かつてたくさん輸入された山堀りの野生サボテンたちが、産地もわからないまま雑交配され、オリジナルの遺伝特性が失われたのは残念です。メキシコ各地から来た個性的なアリオカルプスやアストロフィツムたちは、今では概ね「園芸種」としてしか残っていません。仮にメキシコの自生地が開発などで壊滅したとして、それを復元するための遺伝的資源と呼べる標本がどれだけ日本に残っているか。あんなに野生株を堀り採って輸入したのに、いまでは産地のわかるオリジナルや、その「純系」は殆んど残っていないでしょう。園芸的改良と同時に野生の顔違いをそのまま残そうとした趣味家は、著名な村主氏はじめごく少数です。サボテンや多肉植物を育てる楽しみには、人が丹精した美、いわば人工の美を競い求める古典園芸的な方向だけでなく、野生そのままの姿を真っ直ぐに愛でる心が、共にあって欲しいと私は思います。
幸いなことに、最近では海外業者を中心にサボテンや多肉植物の殆んどの種が、フィールドナンバー(採種地データ)とともにデリバリーされるようになっています。日本でも以前よりは産地情報とともに植物を蒐集する人が増えているようです。産地名が直接記載されていれば明解ですが、海外業者の種子リストなどに記載されているアルファベットと数字を組み合わせた記号が採種者ナンバーで、ここからも産地情報を知ることが出来ます。だいたいは種名のあとに「SB74」とか「KK1173」等の記号で表記され、産地の地名もあわせて書かれているケースもあります(リスト上、種名の前についている数字は単に業者の整理番号のことが多い)。前半のローマ字の部分は、その種子なり苗なりを産地から得た人物のイニシャル等で、後の数字はその人物が各植物に割り振った通し番号です。例えば「KK1173」はKarel
Knize氏の1173番と云うことになり、該当する種はEriosyce floccosa(エリオシケ属フロッコサ)で、その産地はチリの Blanco Encalada,標高400m と云うところまで公開されています。このエリオシケ属はじめ、ギムノカリキウムやコピアポア、レブチア・ロビビア類などの南米サボテンは学名がやたら多くつけられたため分類が混乱しており、種名は植物を区別する参考にならない場合が多く困りものです。
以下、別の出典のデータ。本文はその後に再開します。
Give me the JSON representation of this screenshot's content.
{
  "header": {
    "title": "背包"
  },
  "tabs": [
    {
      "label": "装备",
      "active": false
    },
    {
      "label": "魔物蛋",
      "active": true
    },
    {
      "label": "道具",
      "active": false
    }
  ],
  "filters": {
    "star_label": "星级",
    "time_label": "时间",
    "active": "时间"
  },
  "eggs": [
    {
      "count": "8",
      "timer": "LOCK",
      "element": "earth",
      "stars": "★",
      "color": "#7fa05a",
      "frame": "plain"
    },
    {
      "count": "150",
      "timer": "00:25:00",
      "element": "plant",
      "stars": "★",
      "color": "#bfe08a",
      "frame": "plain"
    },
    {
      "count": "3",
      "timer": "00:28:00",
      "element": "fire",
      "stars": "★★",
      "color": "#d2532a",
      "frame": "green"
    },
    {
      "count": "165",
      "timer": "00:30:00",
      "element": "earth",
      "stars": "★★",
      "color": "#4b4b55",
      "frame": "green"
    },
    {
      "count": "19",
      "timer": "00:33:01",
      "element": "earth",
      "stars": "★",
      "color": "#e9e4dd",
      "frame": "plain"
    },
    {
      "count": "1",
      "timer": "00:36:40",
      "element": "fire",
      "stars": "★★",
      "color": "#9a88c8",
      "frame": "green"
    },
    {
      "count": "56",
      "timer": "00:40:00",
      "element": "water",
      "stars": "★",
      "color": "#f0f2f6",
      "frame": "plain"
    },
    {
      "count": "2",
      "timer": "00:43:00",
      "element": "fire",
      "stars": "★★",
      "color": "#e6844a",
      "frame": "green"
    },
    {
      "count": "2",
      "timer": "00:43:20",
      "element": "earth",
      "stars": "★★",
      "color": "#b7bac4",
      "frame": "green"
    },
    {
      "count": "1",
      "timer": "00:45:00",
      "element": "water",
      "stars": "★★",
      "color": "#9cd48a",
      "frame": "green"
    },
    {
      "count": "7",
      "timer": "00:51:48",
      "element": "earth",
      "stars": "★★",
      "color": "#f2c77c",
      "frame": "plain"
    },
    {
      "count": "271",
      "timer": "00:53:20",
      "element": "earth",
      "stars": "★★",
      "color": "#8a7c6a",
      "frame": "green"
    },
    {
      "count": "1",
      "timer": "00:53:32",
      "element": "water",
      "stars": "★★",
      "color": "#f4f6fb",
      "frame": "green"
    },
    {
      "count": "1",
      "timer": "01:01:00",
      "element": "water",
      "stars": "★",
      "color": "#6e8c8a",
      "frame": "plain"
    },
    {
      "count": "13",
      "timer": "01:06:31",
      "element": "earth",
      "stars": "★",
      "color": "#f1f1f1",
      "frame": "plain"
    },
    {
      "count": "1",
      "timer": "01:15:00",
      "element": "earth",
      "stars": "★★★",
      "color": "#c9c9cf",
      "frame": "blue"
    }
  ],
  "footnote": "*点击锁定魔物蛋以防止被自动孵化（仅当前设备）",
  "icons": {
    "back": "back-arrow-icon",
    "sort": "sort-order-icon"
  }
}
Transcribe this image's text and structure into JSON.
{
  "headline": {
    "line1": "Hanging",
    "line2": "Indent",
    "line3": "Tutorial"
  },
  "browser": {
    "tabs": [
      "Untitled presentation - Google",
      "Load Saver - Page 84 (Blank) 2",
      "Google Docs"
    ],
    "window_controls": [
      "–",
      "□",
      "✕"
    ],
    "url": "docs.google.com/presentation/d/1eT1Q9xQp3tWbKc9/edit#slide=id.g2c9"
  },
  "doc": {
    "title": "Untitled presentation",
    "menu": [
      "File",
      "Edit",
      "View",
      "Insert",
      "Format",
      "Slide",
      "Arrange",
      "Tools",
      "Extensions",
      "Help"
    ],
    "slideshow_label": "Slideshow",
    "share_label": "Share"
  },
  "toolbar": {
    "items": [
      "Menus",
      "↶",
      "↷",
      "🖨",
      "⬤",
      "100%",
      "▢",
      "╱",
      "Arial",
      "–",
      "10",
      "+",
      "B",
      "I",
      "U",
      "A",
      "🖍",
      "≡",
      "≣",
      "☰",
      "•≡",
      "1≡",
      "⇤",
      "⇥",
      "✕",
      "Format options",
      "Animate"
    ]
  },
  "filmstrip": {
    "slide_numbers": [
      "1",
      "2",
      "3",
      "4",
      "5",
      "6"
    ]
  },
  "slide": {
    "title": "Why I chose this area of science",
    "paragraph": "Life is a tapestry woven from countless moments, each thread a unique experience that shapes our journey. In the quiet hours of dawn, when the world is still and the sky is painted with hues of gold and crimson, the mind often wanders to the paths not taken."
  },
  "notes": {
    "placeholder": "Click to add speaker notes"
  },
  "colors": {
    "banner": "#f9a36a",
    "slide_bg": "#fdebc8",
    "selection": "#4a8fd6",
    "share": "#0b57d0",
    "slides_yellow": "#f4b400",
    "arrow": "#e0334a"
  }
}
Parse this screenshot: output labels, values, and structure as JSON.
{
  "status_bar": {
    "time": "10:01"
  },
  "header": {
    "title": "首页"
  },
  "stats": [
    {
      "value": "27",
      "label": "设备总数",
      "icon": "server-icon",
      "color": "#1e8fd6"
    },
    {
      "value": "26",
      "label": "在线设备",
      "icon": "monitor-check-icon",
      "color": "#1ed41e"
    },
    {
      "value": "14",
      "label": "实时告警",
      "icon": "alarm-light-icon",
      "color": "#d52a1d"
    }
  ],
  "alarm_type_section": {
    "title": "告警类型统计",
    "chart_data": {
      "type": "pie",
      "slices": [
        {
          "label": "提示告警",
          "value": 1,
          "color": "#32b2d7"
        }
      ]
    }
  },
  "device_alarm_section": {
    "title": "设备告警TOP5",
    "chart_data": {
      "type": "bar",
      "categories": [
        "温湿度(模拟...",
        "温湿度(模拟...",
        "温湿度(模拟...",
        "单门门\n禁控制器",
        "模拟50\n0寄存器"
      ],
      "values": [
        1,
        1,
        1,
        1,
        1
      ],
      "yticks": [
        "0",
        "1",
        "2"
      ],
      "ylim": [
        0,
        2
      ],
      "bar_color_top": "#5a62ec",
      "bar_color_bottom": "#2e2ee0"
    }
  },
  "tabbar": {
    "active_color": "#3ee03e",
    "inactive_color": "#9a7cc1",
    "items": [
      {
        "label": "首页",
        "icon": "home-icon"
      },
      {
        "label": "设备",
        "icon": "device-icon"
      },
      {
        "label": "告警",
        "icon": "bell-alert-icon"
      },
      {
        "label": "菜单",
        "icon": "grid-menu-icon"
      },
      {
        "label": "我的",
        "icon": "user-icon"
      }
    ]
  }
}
しかしフィールドナンバーで産地が特定されていれば、その植物を自生地のオリジンまで辿ることが可能です。つまり、元の住処さえわかっていれば、名無しの権兵衛であっても所在不明にはならないと云うことです。ですから、もしこうした産地データ(フィールドナンバー)が示されている種子や苗を入手されたときは、面倒ではありますが是非名札に書き込んでおいて下さい。いまはインターネット上でこうしたフィールドナンバーから学名や産地情報を引き出す検索エンジンもあります。
晴れた日、自宅の温室で、陽の光を浴びているサボテンたちに向き合っていると、そこがバス通りに面した狭いガラス箱であることを忘れて、気持ちは遠く彼らの故郷へと飛びます。鉢に刺した名札には、それぞれの植物の故郷、産地データが記されています。「黒王丸。KK624、南米チリ、ブレアス、標高600m…」。地図に見たアタカマの細長い海岸沙漠の形、丘陵を這いのぼる海霧。瓦礫が転がるばかりの火星のような大地。そしてそこに、人の頭蓋のように真白い植物が群れている姿が、鮮やかに浮かびます。目の前の小さな鉢に生きる彼らは、紛れもなくそこからやって来たのです。